Hundreds of Lungu’s supporters, most of them young men draped in PF regalia, took to the streets of Lusaka, chanting slogans and singing, while drivers hooted their car horns in celebration.
Emanuel Phiri, 48, a taxi driver, said he believed Lungu was the popular choice of the Zambian people.
“Lungu really worked hard for this and God has made it possible,” he told Al Jazeera.
The opposition, however, has launched a challenge to the result and will appear in court later in the week, Al Jazeera’s Page said.
“We are going to petition this election in court.

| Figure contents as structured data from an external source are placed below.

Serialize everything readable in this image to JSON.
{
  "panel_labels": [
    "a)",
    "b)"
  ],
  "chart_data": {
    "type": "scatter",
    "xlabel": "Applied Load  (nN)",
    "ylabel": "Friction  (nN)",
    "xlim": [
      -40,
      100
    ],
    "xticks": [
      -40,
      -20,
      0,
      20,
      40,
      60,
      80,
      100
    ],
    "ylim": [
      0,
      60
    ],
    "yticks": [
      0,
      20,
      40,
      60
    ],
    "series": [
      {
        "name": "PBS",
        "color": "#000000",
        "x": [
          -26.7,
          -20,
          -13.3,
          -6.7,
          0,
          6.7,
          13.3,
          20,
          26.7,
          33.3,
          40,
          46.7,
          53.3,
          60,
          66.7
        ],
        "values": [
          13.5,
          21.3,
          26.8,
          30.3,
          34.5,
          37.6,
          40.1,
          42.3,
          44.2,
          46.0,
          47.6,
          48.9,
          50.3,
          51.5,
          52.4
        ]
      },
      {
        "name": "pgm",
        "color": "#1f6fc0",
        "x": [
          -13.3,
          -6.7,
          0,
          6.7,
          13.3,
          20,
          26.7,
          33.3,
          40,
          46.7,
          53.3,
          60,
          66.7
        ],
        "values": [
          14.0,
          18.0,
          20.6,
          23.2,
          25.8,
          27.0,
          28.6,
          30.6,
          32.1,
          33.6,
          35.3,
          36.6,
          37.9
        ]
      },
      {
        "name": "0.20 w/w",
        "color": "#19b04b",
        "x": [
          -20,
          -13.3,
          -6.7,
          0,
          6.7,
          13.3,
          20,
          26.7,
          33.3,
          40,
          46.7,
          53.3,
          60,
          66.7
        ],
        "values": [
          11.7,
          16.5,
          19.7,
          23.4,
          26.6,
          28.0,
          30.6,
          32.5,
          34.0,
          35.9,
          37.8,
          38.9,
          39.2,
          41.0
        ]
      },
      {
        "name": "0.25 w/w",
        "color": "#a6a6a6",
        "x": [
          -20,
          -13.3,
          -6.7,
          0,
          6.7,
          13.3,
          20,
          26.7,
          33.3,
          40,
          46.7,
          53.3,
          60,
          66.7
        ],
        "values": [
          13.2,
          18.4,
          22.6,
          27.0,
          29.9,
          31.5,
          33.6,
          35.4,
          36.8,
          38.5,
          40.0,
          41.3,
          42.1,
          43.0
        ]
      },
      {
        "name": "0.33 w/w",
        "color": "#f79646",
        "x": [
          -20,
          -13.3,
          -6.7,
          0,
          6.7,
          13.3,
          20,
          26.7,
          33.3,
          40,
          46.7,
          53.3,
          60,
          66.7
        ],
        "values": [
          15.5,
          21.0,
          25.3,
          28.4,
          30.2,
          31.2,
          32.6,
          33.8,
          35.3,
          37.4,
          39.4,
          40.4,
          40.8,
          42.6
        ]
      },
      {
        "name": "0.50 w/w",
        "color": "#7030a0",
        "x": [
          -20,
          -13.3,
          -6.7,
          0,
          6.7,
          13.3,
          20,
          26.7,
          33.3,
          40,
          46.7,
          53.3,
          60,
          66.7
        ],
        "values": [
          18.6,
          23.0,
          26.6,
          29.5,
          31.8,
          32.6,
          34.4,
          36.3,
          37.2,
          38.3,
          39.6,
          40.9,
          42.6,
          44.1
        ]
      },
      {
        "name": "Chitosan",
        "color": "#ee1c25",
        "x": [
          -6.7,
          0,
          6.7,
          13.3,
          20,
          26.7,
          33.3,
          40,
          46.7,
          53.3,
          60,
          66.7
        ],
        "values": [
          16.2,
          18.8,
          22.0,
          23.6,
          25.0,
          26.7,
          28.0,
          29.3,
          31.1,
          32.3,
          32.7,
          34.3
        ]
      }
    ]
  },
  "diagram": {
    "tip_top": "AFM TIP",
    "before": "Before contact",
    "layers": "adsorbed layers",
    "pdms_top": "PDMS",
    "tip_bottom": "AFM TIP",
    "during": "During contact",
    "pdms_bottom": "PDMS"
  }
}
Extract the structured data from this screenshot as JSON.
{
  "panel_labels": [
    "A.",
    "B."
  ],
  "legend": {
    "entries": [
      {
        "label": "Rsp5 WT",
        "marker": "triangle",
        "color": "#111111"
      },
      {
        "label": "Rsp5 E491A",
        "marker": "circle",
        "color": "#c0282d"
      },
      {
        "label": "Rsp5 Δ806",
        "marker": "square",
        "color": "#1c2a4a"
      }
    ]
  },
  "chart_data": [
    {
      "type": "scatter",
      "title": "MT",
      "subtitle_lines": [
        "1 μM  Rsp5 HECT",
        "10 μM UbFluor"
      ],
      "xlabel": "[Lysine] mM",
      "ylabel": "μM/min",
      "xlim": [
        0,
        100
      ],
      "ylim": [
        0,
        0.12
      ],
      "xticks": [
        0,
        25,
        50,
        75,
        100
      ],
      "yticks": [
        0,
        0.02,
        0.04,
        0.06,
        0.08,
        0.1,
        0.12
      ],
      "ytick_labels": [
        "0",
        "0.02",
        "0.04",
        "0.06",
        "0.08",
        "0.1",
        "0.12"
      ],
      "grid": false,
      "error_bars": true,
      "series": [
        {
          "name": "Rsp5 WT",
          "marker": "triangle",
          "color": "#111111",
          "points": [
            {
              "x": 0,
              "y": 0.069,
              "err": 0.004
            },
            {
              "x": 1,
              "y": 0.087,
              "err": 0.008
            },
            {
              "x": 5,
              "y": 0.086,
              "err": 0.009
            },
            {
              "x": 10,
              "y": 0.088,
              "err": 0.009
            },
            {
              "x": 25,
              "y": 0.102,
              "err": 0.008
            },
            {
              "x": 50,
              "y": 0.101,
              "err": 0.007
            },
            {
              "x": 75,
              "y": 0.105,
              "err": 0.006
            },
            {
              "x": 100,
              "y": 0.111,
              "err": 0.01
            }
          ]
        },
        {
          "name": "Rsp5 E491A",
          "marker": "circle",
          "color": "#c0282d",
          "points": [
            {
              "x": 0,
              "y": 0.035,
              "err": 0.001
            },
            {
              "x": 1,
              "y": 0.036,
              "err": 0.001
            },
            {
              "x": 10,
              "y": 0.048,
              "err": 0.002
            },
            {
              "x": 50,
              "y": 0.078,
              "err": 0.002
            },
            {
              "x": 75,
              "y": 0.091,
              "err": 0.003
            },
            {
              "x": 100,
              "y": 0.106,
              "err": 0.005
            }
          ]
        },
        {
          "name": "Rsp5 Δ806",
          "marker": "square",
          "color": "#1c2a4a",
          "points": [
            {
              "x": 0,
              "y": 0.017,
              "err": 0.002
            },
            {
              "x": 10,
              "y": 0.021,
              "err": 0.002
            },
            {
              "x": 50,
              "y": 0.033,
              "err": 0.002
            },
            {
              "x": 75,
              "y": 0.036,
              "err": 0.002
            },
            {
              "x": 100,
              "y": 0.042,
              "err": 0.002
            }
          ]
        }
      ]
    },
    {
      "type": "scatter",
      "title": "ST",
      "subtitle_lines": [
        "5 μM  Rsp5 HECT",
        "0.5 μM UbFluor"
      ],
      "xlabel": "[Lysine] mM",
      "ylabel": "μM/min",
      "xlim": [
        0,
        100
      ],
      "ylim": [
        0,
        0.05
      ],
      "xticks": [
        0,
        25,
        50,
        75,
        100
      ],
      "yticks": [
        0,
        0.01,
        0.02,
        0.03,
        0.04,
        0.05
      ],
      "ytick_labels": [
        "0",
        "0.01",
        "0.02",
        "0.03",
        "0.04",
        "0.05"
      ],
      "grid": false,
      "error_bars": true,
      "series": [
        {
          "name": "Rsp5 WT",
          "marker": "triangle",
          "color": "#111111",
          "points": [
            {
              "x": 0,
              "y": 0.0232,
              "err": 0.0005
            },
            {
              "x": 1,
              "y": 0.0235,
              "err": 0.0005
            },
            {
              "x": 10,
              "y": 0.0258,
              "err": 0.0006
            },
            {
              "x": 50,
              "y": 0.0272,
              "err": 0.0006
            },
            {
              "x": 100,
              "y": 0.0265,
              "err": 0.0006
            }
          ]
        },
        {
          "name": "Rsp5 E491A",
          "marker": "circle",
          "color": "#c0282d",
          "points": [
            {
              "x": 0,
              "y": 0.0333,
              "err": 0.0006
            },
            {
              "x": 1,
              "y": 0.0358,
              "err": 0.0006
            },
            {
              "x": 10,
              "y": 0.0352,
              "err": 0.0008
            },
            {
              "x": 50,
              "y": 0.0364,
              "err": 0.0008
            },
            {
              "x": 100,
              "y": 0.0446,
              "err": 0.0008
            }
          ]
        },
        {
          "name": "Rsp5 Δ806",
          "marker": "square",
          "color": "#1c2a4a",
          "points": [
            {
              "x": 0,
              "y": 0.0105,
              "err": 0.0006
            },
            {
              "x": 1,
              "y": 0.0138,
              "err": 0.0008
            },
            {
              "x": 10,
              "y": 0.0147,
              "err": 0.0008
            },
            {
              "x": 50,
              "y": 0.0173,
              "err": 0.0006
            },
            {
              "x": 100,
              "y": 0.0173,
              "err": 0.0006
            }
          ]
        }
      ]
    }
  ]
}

It was full of irregularities, malpractices and vote stealing,” said Brian Mwiinga, spokesperson for Hichilema’s UPND.
“The narrow margin that the electoral commission claims Lungu won by is not legitimate and because it is such a small percentage it shows that it does not reflect the will of the people; instead it simply tells us the story that the election was stolen,” he told Al Jazeera.
Chris Akufuna, a spokesperson for the Electoral Commission of Zambia, declined to comment on the disputed result, but urged aggrieved parties to submit complaints in writing.
Gilles Kasongo, of the Zambia Election Information Centre, a coalition of civil society organisations focusing on governance and electoral procedure, said that several flaws in the election process made it difficult to accept that it was a fair victory.
“There are strong concerns in the electoral commission’s handling of matters concerning results, and these should be taken up in the courts by political parties,” Kasongo told Al Jazeera, adding that the use of public funds to finance the ruling party’s campaign means the victory “cannot be seen as a just win”.